PFW: A.F. VANDERVORST S/S 2015

I don’t know how weather flows where you live, but in the Southwest where I grew up, severe storms are a regular part of Spring, one that often challenges one’s ability to survive against mother nature. As dark, voluminous ensembles made their way down a fog-heavy runway, I couldn’t help but think back to those stormy nights, with lightening flashing and thunder rolling. This collection fits that atmosphere incredibly well from start to finish.

Working with extremely large swatches of severely (and permanently) wrinkled cloth, the husband-wife design duo of An and Filip Vandervorst give us a wind-strewn collection born of stormy nights and restless weather. One can almost feel the tension in structured pieces forever caught by the wind. Styles looking at times as though they were hastily thrown on in the dark provide an element of emotion and angst while more regal-feeling gowns summoned the power of ancient royalty.

Sounds serious, doesn’t it?

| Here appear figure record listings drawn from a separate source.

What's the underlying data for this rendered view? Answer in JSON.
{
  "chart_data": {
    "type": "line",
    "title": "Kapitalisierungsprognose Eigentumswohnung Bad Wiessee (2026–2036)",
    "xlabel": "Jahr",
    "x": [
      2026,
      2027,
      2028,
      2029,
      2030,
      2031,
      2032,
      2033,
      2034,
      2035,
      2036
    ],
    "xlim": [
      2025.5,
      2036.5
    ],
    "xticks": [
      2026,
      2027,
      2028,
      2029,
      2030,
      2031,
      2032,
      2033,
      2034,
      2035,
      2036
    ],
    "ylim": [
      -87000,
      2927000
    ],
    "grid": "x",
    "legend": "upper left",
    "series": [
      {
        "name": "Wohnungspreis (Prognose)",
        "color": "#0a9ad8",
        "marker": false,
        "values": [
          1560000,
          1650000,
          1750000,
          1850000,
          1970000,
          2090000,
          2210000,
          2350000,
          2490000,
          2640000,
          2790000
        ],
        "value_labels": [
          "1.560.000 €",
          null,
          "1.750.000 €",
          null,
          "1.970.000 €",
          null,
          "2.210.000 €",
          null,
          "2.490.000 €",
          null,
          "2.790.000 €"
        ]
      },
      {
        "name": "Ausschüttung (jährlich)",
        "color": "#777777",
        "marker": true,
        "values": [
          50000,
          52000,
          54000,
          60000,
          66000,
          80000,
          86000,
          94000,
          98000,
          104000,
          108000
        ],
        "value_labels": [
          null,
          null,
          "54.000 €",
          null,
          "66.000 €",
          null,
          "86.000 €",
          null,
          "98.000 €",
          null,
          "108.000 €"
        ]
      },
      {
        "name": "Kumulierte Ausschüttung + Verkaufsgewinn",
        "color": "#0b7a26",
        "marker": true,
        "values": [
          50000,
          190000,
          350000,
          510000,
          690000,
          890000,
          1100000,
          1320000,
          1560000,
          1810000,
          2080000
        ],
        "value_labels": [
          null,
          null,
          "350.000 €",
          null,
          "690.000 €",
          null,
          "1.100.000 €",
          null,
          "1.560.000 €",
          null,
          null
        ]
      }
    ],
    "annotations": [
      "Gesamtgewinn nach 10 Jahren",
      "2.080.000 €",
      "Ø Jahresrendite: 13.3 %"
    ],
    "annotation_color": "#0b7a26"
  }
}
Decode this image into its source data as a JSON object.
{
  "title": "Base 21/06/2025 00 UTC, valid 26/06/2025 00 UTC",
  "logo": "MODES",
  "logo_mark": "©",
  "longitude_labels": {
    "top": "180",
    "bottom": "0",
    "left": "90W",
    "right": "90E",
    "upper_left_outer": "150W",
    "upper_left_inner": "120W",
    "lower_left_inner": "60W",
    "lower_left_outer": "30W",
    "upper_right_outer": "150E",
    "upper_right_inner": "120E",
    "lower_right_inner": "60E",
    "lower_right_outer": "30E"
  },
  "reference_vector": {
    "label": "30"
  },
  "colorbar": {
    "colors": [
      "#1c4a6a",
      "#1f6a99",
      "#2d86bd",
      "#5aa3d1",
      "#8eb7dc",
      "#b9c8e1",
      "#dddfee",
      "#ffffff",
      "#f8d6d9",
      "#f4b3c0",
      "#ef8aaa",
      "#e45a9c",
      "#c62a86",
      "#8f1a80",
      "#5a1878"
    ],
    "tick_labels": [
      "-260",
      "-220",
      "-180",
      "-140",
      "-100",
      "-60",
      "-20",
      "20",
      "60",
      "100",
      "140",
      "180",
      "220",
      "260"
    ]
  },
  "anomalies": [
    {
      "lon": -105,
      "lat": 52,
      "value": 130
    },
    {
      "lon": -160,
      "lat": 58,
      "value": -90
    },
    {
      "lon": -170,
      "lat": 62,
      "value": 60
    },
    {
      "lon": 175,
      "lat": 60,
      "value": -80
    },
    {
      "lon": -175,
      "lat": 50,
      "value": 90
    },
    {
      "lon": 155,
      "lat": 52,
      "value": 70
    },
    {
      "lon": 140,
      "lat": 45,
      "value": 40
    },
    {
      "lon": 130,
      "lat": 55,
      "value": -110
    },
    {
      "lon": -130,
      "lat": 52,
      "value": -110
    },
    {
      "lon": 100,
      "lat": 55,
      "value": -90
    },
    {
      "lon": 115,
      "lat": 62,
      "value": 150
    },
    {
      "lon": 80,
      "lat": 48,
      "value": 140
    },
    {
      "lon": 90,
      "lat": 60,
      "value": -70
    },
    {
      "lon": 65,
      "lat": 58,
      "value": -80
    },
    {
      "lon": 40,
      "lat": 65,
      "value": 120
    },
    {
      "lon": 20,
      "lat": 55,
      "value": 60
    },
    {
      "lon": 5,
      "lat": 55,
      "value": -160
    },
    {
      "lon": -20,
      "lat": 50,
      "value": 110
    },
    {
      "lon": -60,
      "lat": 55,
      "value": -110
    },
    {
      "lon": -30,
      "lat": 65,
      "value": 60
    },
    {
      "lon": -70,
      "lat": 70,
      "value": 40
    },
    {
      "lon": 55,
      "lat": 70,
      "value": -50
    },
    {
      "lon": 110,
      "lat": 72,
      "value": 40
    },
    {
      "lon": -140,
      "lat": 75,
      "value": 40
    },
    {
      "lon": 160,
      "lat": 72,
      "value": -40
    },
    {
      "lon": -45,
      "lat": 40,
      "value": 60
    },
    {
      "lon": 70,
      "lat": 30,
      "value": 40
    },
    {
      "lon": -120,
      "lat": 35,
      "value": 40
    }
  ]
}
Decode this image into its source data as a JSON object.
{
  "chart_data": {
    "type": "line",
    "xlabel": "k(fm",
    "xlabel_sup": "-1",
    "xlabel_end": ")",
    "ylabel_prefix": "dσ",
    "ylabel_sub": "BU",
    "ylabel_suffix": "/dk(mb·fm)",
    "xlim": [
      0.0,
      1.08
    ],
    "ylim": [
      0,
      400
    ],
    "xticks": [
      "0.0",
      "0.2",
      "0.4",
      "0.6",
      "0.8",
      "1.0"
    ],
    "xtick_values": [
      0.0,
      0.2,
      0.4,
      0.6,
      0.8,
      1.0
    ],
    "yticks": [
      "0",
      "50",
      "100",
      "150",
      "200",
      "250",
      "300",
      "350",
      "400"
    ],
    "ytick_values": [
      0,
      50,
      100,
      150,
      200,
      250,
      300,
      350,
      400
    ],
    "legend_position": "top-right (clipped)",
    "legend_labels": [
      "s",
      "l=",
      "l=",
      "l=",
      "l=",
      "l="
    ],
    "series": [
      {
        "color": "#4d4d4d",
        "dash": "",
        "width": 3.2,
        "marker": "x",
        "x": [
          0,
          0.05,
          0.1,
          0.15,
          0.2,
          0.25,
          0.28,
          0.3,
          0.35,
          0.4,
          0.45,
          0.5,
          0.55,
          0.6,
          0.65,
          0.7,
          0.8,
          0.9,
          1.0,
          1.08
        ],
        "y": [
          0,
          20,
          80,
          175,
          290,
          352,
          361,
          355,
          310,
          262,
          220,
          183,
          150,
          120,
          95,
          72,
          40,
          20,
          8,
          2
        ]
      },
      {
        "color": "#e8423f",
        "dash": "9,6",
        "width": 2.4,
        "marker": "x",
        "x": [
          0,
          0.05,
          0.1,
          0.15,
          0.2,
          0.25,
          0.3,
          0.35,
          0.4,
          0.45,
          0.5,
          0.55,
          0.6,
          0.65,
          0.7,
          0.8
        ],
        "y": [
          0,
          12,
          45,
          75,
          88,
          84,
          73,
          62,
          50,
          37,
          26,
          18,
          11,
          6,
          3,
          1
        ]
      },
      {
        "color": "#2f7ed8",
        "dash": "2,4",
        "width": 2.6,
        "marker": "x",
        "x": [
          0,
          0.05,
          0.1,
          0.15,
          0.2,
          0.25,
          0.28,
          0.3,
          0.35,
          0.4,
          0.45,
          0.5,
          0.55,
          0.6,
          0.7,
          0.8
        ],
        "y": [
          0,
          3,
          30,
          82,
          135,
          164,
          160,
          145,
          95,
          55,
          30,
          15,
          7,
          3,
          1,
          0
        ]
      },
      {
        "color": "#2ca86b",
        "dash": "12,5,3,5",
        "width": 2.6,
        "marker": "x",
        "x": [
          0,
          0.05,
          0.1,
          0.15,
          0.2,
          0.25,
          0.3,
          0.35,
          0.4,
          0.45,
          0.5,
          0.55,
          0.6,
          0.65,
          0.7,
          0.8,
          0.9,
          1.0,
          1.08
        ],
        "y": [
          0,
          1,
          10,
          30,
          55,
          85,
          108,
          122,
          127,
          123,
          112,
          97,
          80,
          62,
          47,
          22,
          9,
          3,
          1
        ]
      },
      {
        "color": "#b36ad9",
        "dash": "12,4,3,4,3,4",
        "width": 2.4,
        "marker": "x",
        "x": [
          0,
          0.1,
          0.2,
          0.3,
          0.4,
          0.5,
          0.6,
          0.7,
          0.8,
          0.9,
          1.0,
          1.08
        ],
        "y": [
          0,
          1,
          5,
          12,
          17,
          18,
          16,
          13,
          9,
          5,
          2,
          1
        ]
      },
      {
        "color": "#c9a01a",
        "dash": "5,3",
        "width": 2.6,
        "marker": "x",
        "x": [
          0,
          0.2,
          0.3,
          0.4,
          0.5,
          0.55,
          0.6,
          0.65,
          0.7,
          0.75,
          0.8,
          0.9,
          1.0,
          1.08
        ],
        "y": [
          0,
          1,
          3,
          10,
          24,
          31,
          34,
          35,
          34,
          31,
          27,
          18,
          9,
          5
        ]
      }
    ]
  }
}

Then, perhaps just to break things up, the couple sends down a pilot’s jump suit in white with bright neon orange stripes, the kind of thing one might expect to see an emergency aid worker wearing. Read the stenciled print on the jumpsuit, though. It says, “Remove before flight.” There’s also something on there about flying body inspection. One really has to like it when the designers toss a little humor into the middle of such a serious collection.

Turning to a bold red, though, things get serious again. Long, loose jackets, often left open as the label tends to do, over loose pants and skirts with cargo pockets, bring back that feeling of one fleeing from the storm. Thigh-high boots that lace up the front add to the drama; the situation is obviously getting very intense and then …

Hold on, there’s something in your hair. It’s … a flower, or a weed, sort of. Just as the collection gets so black that the pieces look as though they might have been pulled from a fire (there’s actually a set of black fire gloves in the mix), floral treatments, not the blooming kind, but the feathery weed-like kind, start showing up in the model’s hair. I understand the reference of storm refugees having debris lodged in their locks, but when the grass grew so long that it looked like helicopter blade on the model’s head I had no choice but to burst out laughing. For all the seriousness built into the clothes, the hair treatments were just hilarious.

These loose, casual, and pre-winkled clothes are perfect for so many people. They never need ironing; just pick ’em off the floor when you need them (presumably clean, of course). I rather doubt the monochrome looks come with their own “sturm and drang,” but perhaps these could be just the thing for one to generate such emotion on their own. These are very well designed, well stitched, and storm-worthy clothes.

Just be careful to avoid lightening. No clothes can save you from the lightening.